About 145 migrants were rescued by the Libyan coastguard after their overloaded boat went down east of the capital near the port city of Khoms on Thursday. Aid agencies fear that scores of others had drowned, with the number of missing estimated at more than 110 by the International Organisation for Migration (IOM), and fishermen reported the waters were full of floating bodies.
The head of Libya's Red Crescent rescue unit said 62 bodies had been recovered by Friday.
"The bodies are still floating onto the shore continuously, it's not possible to give a total number," Abdelmoneim Abu Sbeih said.
Survivors reported there were about 400 people aboard when it went down, according to global charity Doctors Without Borders (MSF).
One of the fishermen who was the first on the scene to save the survivors recounted finding "bodies floating on the surface of the water where the boat went down".
The head of the UN refugee agency Filippo Grandi called the wreck "the worst Mediterranean tragedy of this year".
Libyan navy spokesman General Ayoub Kacem said most of the rescued migrants were from Eritrea, although Palestinians and Sudanese were also among the group waiting to be taken on to reception centres.
A member of the Libyan coast guard said the outfit did not have the means to launch a high seas search and would "have to wait for the sea to return the bodies so we can pick them up".
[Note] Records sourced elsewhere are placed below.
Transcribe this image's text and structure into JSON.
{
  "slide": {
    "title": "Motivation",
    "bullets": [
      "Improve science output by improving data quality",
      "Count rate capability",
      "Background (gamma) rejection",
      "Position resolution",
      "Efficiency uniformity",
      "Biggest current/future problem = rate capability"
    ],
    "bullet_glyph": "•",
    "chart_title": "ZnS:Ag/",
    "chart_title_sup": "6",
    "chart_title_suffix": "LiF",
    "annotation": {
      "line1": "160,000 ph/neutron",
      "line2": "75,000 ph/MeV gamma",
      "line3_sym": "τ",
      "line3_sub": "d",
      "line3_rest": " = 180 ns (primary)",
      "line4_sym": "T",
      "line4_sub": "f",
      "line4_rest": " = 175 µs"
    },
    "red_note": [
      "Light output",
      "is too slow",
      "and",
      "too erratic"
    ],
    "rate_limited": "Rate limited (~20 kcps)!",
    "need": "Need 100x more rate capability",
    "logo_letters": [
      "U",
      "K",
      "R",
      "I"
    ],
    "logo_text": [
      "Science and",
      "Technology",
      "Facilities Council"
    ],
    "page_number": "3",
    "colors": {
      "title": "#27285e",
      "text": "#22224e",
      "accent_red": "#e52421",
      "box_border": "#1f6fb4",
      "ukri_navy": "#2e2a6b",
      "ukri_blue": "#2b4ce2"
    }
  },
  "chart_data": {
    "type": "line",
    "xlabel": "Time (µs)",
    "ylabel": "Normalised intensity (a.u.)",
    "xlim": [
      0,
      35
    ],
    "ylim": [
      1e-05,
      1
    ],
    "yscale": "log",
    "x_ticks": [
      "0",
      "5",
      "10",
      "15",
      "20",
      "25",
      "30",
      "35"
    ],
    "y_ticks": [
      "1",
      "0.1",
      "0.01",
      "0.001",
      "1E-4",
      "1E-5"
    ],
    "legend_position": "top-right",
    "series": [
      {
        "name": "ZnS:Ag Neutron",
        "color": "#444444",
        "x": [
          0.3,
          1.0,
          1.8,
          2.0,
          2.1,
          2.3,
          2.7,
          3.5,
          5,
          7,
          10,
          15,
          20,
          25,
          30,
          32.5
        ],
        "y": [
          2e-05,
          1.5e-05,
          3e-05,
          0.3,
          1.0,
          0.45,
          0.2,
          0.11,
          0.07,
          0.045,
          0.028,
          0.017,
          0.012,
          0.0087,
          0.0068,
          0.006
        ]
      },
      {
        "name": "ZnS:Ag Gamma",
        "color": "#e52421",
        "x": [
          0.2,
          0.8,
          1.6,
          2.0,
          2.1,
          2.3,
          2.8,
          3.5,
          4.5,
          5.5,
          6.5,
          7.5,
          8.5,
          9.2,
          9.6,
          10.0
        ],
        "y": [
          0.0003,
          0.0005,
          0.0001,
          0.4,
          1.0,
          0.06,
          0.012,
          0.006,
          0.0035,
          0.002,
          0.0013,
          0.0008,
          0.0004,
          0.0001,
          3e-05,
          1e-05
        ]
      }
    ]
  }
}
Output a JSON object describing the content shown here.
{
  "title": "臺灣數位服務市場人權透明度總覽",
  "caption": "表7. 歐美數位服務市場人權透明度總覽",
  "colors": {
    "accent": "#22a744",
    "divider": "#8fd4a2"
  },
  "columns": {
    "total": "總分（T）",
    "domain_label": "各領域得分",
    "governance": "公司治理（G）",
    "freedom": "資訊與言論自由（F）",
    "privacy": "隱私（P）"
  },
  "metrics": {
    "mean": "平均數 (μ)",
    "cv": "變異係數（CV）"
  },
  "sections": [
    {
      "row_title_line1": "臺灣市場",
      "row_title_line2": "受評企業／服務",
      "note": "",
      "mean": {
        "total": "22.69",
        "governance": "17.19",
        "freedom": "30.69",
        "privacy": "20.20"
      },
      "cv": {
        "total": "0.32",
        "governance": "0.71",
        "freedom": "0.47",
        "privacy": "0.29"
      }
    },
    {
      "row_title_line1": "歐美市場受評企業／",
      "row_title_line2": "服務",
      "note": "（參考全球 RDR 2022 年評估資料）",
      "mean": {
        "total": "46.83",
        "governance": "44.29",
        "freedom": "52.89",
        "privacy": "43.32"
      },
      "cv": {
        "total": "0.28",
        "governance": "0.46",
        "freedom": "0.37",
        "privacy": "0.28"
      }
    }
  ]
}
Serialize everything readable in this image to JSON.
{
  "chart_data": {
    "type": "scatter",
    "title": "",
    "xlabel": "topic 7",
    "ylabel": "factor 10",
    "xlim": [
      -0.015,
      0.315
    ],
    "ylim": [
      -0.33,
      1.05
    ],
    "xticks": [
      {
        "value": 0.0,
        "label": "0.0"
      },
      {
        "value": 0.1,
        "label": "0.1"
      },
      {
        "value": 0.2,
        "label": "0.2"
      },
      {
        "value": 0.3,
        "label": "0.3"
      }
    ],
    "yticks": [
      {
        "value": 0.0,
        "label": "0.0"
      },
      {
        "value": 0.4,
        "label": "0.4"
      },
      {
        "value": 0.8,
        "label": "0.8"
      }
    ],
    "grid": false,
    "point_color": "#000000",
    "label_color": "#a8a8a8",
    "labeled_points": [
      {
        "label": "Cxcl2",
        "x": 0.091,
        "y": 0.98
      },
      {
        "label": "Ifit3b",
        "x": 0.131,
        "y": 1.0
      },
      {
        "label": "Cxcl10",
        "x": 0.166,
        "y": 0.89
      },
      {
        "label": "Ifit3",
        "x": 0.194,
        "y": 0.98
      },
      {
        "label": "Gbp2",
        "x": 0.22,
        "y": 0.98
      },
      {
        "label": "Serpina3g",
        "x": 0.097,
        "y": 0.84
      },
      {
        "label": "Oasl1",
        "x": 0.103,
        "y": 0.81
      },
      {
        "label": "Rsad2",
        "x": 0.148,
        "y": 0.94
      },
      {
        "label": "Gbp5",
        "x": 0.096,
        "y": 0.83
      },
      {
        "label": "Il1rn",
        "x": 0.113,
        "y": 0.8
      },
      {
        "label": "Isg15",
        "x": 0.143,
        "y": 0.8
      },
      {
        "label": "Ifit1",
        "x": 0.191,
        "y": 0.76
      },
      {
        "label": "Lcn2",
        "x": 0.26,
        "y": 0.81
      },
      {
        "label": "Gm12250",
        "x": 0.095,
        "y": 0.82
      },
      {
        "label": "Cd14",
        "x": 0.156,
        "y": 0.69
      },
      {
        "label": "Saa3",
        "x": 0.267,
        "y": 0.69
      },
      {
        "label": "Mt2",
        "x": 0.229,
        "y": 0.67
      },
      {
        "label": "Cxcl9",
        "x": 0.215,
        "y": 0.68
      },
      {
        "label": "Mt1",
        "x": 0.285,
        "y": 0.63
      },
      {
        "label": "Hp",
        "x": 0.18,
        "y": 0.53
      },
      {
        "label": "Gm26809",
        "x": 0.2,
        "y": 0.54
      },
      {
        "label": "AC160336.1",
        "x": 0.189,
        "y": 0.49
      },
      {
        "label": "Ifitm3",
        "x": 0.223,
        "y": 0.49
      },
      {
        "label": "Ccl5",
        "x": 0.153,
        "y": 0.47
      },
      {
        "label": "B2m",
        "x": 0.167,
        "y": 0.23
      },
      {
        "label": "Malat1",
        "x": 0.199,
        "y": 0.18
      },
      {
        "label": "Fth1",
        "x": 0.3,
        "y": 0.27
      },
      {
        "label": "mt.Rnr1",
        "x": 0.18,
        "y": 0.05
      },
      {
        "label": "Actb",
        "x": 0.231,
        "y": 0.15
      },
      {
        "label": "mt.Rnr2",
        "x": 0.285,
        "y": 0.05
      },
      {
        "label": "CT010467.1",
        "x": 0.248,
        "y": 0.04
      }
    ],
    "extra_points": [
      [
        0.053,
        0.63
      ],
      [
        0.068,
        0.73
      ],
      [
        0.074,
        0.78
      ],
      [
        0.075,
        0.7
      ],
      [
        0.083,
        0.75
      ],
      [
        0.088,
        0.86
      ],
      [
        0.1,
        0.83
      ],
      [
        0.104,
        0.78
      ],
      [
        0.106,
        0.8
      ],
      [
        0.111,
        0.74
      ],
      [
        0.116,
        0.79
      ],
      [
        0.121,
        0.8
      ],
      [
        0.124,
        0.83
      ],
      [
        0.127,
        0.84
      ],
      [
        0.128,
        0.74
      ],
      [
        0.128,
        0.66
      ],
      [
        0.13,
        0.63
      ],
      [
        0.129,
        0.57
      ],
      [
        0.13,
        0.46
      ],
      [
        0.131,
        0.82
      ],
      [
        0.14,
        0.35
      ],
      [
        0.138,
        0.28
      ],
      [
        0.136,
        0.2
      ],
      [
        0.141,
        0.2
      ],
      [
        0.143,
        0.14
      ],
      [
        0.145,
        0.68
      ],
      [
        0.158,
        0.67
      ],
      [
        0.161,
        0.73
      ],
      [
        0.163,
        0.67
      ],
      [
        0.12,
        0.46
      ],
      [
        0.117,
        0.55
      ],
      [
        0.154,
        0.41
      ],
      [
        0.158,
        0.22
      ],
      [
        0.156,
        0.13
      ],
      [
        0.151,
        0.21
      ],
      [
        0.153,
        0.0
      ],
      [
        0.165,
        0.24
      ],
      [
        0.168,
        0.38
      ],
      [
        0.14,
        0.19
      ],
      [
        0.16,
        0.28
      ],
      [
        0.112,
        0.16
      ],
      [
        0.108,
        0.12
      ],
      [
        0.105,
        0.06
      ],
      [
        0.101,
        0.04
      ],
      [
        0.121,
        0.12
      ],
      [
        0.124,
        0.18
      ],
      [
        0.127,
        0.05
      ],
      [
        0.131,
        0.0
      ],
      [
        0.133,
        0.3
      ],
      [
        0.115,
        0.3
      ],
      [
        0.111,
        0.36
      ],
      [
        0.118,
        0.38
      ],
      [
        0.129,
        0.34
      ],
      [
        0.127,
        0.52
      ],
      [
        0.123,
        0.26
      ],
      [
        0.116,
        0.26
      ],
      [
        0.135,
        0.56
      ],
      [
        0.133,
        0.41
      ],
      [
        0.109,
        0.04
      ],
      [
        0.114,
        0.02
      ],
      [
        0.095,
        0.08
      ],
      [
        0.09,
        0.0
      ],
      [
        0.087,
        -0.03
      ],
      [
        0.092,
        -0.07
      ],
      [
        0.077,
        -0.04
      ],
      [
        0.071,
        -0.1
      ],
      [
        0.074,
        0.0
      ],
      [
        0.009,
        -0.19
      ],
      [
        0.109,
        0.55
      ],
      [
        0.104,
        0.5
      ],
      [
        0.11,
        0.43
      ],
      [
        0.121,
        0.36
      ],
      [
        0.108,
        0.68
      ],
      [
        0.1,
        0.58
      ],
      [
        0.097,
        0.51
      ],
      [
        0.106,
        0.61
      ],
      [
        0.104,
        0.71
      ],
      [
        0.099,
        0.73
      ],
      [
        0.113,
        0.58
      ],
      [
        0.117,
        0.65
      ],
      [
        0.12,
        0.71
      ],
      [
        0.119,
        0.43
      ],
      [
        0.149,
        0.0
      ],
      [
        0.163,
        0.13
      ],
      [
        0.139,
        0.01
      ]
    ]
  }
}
Local authorities were gathering and storing bodies of the victims but were facing numerous problems and struggling to find burial places for them, a municipal source in Khoms told Agence France-Presse.
UN chief Antonio Guterres said he was "horrified" by the latest tragedy at sea.
"We need safe, legal routes for migrants and refugees. Every migrant searching for a better life deserves safety and dignity," he tweeted.
The migrants had been apparently headed out to sea on three boats lashed together, according to MSF mission chief Julien Raickman.
One of the survivors, a 28-year-old Eritrean Abdallah Osman, recounted how their boat started taking on water about 90 minutes after setting out to sea hoping to reach Europe. "The Egyptian captain decided to turn back," he said.
Mr Osman said a passing ship saw that their boat was in distress but took no action.
MSF nurse Anne-Cecilia Kjaer met with survivors, including some who had "swallowed a lot of sea water and had respiratory" problems.
"Many children could not swim, and even those who knew how to succumbed to exhaustion," she said.
Ms Kjaer said the migrants were already traumatised from dangerous journeys across deserts where they were "captured by traffickers, subjected to violence and torture".
The capsize came only a few weeks after at least 68 migrants died when an Italy-bound boat sank off Tunisia.
Before the latest shipwreck, the United Nations High Commissioner for Refugees and the IOM said 426 migrants had perished in the Mediterranean this year.